Śląsk II po awansie do II ligi, w pierwszym sezonie na tym poziomie rozgrywkowym spisał się bardzo dobrze, zajmując w końcowej tabeli 8. miejsce, i w nieoficjalnej klasyfikacji zyskał miano najlepszego zespołu rezerw w Polsce.

W lecie doszło do zmiany na stanowisku trenera Śląska II. Dotychczasowy szkoleniowiec – Piotr Jawny – przejął stery prowadzenia pierwszoligowego Podbeskidzia Bielsko-Biała, a zastąpił go Krzysztof Wołczek. W lecie doszło też do niewielkich roszad w kadrze drużyny, do której przypisani zostali już na stałe Piotr Celeban i Mariusz Pawelec.

Mecz ze Ślęzą będzie ostatnim już sparingiem dla rezerw Śląska przed inauguracją rozgrywek II ligi. We wcześniejszych Śląsk II zremisował z Górnikiem Polkowice 0:0 i wygrał kolejno z Miedzią II Legnica 4:0, Stalą Brzeg 4:1 i Górnikiem II Zabrze 9:0. W tym ostatnim meczu w składzie rezerw pojawili się też zawodnicy, którzy nie załapali się do meczowej dwudziestki na pucharowy mecz w Armenii, m.in. Lubambo Musonda i Caye Quintana. Być może zagrają też i oni w spotkaniu ze Ślęzą, a być może będą to inni zawodnicy pierwszego zespołu, którzy nie znajdą miejsca w kadrze meczowej na niedzielne starcie z Wartą Poznań.

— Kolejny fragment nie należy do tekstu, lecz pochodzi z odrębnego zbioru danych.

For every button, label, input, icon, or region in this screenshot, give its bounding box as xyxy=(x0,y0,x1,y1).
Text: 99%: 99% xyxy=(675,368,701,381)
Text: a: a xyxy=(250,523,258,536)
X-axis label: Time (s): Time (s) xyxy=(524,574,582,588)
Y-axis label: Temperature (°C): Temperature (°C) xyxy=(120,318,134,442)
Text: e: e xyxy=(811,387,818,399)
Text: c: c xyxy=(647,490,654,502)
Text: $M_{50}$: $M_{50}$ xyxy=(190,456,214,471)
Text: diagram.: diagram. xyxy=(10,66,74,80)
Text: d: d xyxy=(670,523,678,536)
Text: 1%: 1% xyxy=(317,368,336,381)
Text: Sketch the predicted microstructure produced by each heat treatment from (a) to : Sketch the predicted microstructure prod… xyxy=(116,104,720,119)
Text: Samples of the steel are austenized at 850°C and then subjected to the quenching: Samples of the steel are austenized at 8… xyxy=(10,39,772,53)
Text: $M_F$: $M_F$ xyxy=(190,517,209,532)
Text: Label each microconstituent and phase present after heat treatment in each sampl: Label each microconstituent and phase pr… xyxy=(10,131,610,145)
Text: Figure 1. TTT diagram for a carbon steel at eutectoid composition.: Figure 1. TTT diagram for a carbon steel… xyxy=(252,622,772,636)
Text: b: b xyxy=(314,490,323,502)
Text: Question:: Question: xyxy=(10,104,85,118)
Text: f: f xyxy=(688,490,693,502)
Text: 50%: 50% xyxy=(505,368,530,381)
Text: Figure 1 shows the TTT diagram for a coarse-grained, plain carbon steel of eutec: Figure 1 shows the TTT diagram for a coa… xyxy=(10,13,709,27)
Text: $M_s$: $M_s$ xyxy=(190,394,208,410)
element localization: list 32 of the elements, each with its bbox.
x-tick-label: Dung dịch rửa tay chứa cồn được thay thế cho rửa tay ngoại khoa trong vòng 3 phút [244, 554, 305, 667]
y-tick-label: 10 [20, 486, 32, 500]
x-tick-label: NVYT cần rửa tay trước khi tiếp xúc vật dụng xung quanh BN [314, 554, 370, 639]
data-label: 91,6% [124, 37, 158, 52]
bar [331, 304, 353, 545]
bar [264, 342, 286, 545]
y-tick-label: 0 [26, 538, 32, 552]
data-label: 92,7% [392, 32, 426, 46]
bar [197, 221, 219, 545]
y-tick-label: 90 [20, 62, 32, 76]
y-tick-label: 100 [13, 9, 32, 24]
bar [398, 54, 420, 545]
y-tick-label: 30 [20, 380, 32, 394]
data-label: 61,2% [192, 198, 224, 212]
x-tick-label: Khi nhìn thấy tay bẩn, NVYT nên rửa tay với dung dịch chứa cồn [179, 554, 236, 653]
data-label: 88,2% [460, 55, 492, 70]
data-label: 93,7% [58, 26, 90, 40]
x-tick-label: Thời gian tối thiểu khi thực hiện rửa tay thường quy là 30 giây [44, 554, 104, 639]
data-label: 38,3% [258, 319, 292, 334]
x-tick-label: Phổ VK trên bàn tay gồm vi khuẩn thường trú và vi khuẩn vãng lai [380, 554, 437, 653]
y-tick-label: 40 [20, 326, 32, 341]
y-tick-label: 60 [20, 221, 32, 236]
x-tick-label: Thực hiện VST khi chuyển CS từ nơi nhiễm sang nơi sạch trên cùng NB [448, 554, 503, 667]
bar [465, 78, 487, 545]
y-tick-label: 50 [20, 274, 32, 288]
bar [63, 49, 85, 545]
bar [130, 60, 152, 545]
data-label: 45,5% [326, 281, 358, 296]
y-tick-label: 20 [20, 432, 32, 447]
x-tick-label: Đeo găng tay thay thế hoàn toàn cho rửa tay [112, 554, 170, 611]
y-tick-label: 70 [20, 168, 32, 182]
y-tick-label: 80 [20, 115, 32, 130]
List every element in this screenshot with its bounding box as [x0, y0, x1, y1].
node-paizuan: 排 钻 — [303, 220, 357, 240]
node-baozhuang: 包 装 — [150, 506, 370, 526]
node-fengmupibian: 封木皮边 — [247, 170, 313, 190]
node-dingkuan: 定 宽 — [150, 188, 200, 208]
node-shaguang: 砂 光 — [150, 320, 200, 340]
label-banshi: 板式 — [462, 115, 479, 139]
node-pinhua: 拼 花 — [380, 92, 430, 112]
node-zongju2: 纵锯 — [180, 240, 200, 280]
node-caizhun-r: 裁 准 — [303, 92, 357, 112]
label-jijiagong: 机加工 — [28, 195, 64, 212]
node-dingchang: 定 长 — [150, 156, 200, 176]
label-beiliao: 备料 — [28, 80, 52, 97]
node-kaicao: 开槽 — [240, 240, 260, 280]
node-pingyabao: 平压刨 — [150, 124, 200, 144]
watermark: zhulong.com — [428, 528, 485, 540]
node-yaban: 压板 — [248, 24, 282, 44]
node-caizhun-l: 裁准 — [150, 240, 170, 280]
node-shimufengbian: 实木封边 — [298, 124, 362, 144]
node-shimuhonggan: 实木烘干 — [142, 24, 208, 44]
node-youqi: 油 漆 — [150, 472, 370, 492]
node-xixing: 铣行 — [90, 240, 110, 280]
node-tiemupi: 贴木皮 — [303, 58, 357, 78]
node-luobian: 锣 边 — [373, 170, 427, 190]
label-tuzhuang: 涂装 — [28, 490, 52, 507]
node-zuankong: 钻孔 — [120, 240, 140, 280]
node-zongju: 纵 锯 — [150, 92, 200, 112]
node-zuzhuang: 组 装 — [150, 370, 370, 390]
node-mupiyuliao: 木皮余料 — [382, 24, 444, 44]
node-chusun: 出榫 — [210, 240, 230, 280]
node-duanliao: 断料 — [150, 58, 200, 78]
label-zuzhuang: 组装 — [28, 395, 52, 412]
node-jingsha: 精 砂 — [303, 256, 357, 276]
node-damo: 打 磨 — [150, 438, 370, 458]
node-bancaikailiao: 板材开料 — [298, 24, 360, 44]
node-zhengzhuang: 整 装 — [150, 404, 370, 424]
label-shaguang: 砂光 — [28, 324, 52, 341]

Ślęzie o tydzień później rozpocznie ligowy sezon, stąd starcie ze Śląskiem nie będzie jeszcze ostatnim testem przed wyjazdowym meczem w Goczałkowicach Zdroju. Mecz z tak silnym rywalem stanowić będzie okazją by zobaczyć, jaka jest aktualna dyspozycje podopiecznych Grzegorza Kowalskiego, bo z całym szacunkiem dla rezerw Lecha, z którymi 1KS poradził sobie stosunkowo łatwo, Śląsk II wydaje się być o wiele mocniejszym rywalem.

 

Towarzyski dwumecz w Wodzisławiu Śl.

W niedzielę (25 lipca) w Wodzisławiu Śl. rozegrany zostanie sparingowy dwumecz pomiędzy zespołami miejscowego SWD i Ślęzy Wrocław.

 

O godz.11 na boisko wybiegną zespoły seniorek obydwu klubów. Zdecydowanym faworytem tego starcia będzie oczywiście grający w I lidze SWD. Warto też jeszcze zaznaczyć, że nasza drużyna pojedzie na ten mecz w bardzo okrojonym składzie, w którym zabraknie m.in. grupy podstawowych zawodniczek, które właśnie w niedzielę mają kolejny zjazd w ramach kursów trenerskich.

Po seniorkach towarzyskie starcie rozegrają też juniorki, a i w tym meczu Ślęza, z różnych przyczyn, nie wystąpi w najmocniejszym zestawieniu.

Wyniki tych starć są sprawą mało istotną, a to czego oczekujemy po piłkarkach Ślęzy, to ambitna postawa i zaangażowanie.